Air India crash victms' families decry 'demeaning' Canadian Govt compensation offer

     Family members of victims who died in the June 1985 Air India bomb-related crash off the Irish coast, have rejected and decried the Canadian Government's offer of a compensation of up to 25,000 dollars to each. At a private meeting last week, Public Safety Minister Vic Toews and Immigration Minister Jason Kenney spoke with relatives of the 329 people who were killed in 1985 when a bomb, hidden inside a suitcase, exploded on Air India Flight 182 bound for India from Toronto. However, according to the Globe and Mail, several family members have publicly complained about the dollar figures raised in discussions with them, despite requests from the government that they refrain from speaking to the media.
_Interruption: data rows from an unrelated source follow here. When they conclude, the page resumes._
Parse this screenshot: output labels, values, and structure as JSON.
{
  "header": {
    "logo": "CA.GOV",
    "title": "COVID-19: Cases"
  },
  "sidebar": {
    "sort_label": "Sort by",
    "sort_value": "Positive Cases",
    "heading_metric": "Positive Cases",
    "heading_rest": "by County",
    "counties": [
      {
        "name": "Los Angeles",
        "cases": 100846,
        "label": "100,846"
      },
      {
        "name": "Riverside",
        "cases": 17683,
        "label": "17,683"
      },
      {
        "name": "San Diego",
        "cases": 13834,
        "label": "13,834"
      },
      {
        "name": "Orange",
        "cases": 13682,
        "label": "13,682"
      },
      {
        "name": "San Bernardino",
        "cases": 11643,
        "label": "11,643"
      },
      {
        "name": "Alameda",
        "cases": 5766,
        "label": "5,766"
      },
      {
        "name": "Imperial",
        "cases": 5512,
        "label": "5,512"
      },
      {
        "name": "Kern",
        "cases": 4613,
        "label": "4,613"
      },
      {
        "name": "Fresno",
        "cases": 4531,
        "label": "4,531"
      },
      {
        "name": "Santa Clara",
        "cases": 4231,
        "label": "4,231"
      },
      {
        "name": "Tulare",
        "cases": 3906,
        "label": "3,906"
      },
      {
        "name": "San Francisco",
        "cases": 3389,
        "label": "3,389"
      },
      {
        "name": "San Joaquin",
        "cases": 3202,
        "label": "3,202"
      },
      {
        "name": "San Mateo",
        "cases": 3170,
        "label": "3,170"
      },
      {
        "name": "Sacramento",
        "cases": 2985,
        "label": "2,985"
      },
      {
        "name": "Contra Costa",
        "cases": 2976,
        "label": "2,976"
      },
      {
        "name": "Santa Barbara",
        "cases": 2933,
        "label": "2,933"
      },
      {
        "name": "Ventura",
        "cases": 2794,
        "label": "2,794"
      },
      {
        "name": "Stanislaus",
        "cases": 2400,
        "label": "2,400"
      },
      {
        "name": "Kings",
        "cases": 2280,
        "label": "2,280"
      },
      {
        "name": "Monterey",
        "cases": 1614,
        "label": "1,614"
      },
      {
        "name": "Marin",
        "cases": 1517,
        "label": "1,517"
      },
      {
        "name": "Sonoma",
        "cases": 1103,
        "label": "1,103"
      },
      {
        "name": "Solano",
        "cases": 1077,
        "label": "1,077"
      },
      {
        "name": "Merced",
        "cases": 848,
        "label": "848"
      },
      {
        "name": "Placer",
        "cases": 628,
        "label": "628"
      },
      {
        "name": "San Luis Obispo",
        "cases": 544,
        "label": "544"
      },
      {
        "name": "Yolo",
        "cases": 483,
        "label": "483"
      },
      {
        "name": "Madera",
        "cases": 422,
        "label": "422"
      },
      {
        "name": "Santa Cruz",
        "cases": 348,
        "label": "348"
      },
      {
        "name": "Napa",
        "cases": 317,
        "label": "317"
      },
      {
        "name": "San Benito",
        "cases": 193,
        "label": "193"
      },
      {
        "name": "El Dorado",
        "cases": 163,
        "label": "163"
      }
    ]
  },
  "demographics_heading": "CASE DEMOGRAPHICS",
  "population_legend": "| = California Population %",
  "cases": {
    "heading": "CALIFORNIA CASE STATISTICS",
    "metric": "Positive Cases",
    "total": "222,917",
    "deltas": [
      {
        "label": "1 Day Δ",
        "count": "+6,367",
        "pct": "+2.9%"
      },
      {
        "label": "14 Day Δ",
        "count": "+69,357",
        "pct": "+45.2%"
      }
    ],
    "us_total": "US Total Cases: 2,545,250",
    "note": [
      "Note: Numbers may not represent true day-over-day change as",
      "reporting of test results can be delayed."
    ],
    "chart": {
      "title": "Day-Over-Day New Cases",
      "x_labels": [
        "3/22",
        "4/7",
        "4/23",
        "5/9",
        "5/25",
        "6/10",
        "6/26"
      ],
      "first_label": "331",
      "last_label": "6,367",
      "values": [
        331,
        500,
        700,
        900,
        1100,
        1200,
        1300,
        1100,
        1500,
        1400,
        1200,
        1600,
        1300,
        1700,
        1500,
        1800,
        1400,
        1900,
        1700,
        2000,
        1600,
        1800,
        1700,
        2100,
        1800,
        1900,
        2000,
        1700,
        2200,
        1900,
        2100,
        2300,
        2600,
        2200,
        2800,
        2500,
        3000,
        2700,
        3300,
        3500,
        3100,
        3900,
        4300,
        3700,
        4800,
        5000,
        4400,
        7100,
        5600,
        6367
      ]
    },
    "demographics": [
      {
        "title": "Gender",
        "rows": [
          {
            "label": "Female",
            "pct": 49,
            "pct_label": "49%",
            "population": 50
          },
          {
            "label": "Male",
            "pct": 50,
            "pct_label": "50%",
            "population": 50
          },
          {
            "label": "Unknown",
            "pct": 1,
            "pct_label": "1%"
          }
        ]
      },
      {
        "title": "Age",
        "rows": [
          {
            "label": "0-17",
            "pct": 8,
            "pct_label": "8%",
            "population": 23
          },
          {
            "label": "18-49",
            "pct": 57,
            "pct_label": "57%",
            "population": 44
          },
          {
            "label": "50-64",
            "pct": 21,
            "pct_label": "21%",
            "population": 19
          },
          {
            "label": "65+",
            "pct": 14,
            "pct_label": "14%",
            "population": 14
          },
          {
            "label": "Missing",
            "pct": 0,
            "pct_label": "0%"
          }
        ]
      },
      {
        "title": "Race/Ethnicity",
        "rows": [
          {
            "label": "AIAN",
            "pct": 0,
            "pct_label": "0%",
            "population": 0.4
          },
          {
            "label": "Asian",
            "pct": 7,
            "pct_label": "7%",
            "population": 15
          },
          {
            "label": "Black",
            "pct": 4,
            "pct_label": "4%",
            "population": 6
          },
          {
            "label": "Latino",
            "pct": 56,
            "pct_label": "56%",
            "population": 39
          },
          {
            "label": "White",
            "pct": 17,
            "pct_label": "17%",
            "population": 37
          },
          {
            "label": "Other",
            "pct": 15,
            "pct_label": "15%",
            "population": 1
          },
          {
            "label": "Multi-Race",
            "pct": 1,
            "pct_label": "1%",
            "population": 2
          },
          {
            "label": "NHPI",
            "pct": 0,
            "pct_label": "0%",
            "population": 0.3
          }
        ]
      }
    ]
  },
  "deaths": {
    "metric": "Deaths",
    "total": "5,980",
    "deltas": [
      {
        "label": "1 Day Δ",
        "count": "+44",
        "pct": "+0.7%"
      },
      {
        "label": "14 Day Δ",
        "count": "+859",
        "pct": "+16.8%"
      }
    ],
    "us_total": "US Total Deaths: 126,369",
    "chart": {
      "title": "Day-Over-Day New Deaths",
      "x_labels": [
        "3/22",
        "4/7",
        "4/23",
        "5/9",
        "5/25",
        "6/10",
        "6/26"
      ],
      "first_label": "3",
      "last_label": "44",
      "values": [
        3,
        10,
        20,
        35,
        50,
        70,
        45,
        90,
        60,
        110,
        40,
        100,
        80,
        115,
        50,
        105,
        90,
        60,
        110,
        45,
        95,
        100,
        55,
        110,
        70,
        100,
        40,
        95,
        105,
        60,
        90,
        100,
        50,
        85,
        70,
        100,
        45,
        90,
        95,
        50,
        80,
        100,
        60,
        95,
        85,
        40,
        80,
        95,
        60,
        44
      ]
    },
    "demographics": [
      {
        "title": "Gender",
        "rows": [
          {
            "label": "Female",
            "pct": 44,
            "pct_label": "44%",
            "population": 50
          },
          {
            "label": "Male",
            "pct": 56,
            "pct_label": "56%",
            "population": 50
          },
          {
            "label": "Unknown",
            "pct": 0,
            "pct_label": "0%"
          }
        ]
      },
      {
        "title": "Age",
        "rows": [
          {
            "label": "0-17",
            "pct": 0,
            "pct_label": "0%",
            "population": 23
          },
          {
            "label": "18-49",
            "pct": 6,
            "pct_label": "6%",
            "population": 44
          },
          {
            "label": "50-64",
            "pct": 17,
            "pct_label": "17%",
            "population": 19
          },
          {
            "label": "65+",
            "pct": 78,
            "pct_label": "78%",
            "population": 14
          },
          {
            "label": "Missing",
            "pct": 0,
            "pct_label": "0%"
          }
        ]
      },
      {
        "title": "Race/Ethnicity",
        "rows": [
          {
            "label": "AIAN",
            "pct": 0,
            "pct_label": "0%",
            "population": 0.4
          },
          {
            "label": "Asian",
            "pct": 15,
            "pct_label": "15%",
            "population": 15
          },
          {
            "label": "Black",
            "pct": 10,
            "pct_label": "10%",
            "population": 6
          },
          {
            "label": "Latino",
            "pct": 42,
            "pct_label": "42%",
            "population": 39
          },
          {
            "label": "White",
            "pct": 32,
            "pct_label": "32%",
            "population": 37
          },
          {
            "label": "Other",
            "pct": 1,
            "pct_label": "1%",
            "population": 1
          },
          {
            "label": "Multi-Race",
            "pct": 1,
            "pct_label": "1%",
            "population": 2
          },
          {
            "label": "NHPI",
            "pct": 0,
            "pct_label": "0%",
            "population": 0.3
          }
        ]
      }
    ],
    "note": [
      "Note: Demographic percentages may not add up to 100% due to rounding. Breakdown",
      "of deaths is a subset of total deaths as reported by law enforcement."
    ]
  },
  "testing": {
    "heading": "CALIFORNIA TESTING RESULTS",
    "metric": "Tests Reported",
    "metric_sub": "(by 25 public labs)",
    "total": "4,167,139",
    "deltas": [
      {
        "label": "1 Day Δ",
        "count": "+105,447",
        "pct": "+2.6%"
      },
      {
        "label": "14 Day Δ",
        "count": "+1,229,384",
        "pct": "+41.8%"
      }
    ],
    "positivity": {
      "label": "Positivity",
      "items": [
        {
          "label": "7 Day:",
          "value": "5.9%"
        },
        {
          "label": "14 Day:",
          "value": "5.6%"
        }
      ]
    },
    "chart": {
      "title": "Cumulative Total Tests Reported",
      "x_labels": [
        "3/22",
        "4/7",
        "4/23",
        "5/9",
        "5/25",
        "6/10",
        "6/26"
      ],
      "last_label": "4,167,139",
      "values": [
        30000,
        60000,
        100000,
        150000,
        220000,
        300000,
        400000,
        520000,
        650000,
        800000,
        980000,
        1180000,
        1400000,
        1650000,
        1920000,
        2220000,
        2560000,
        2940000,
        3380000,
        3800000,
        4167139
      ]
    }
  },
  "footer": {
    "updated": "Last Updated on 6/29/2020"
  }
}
The government is yet to make a formal offer, but pointed out that previous ex-gratia payments - which are made without admission of legal liability and have been given to Japanese-Canadians who were placed in internment camps during the Second World War, as well as those forced to pay the Chinese head tax - have ranged from 20,000 to 25,000 dollars. Contacted, most family members declined to speak for the record about their reaction to the figure. Some, however, said their primary concern is seeing the national security recommendations of Judge Major brought into force, and that money is not an issue. Others, however, expressed outrage. Esther Venketeswaran, whose father Trichur Krihnan Venketeswaran died in the bombing, called the amount "insulting, demeaning, disrespectful. "All we're asking from the government is an appropriate, respectful dollar figure to help us get our life back. That's all we're asking. Step up and do the right thing," she said. In an interview, Ms. Venketeswaran and her mother Ann Venketeswaran, a retired nurse, said they felt left out of the initial organizing of litigation, partly because they live near Niagara Falls, Ontario. In all, Mr. Venketeswaran's wife and two children received about 315,000 dollars from the airline itself, 60,000 dollars of which was handed over to legal fees, the family said. They have received nothing from the government, they said. Asked what figure would restore their faith in the government, the mother and daughter answered in unison: "$1-million."